In December, Judge Paul Malloy agreed that the commission had flouted the law and ordered it to proceed with the cleanup. Amazingly, the elections commission opted instead to convene a meeting to consider whether to comply; it deadlocked, with three Democrats voting against and three Republicans voting for the court-ordered cleanup. Judge Malloy then held the commission and several of its members in contempt.

If only that were the end of this legal drama. The state appealed Malloy’s earlier ruling, and with Wisconsin’s February elections coming up fast, WILL sought to bring the case straight to the state Supreme Court.

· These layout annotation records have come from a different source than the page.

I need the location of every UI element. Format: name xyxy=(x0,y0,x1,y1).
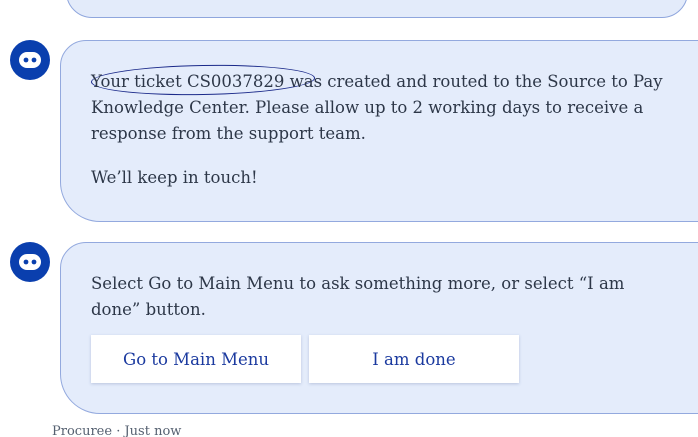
message-paragraph: Select Go to Main Menu to ask something … xyxy=(91,274,625,319)
message-paragraph: Your ticket CS0037829 was created and ro… xyxy=(91,69,669,147)
bot-message-next-steps: Select Go to Main Menu to ask something … xyxy=(60,242,698,414)
go-to-main-menu-button[interactable]: Go to Main Menu xyxy=(91,335,301,383)
chatbot-avatar xyxy=(10,242,50,282)
previous-message-bubble xyxy=(66,0,688,18)
footer-separator: · xyxy=(116,424,121,437)
chatbot-avatar xyxy=(10,40,50,80)
message-text-before: Your ticket xyxy=(91,72,187,91)
bot-message-ticket-created: Your ticket CS0037829 was created and ro… xyxy=(60,40,698,222)
ticket-number: CS0037829 xyxy=(186,72,285,91)
chatbot-icon xyxy=(17,252,43,272)
sender-name: Procuree xyxy=(52,424,113,437)
chat-transcript: Your ticket CS0037829 was created and ro… xyxy=(0,0,698,437)
message-timestamp: Just now xyxy=(124,424,182,437)
message-footer: Procuree · Just now xyxy=(52,424,181,437)
message-closing: We’ll keep in touch! xyxy=(91,168,258,187)
chatbot-icon xyxy=(17,50,43,70)
i-am-done-button[interactable]: I am done xyxy=(309,335,519,383)
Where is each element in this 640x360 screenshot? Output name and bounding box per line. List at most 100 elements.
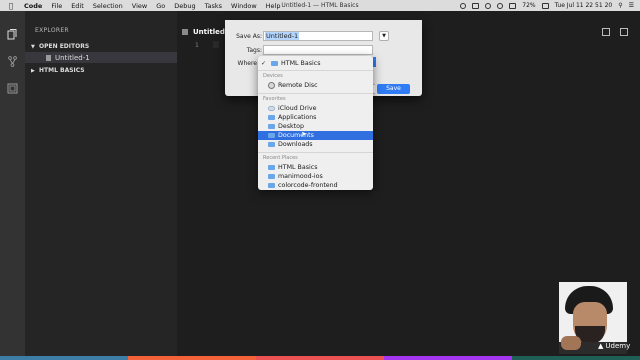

But the justices split 3–3 on whether to grant immediate review, leaving the case to wind its way through the courts, and last week the Court of Appeals stayed Judge Malloy’s ruling and ground the cleanup to a halt. Now, WILL is appealing to the Wisconsin Supreme Court seeking to have the stay lifted so that voter rolls can be cleaned up in time for this year’s elections.

Predictably, activists on the left are demonizing WILL’s effort as “voter suppression” and claim it’s trying to cancel people’s voting rights with insidious-sounding “voter purges.” But as WILL points out in its lawsuit, in all likelihood these registrations are for voters who are already casting their ballots someplace else. And if someone’s registration is improperly canceled, they can re-register — even on Election Day.

Wisconsin elections begin in just a few weeks. Absent a judicial breakthrough, voters will head to the polls knowing their voter rolls are riddled with errors — and that their state is fighting to keep it that way. That’s indefensible, but it’s a clear sign of what lies ahead for election integrity efforts nationwide in 2020.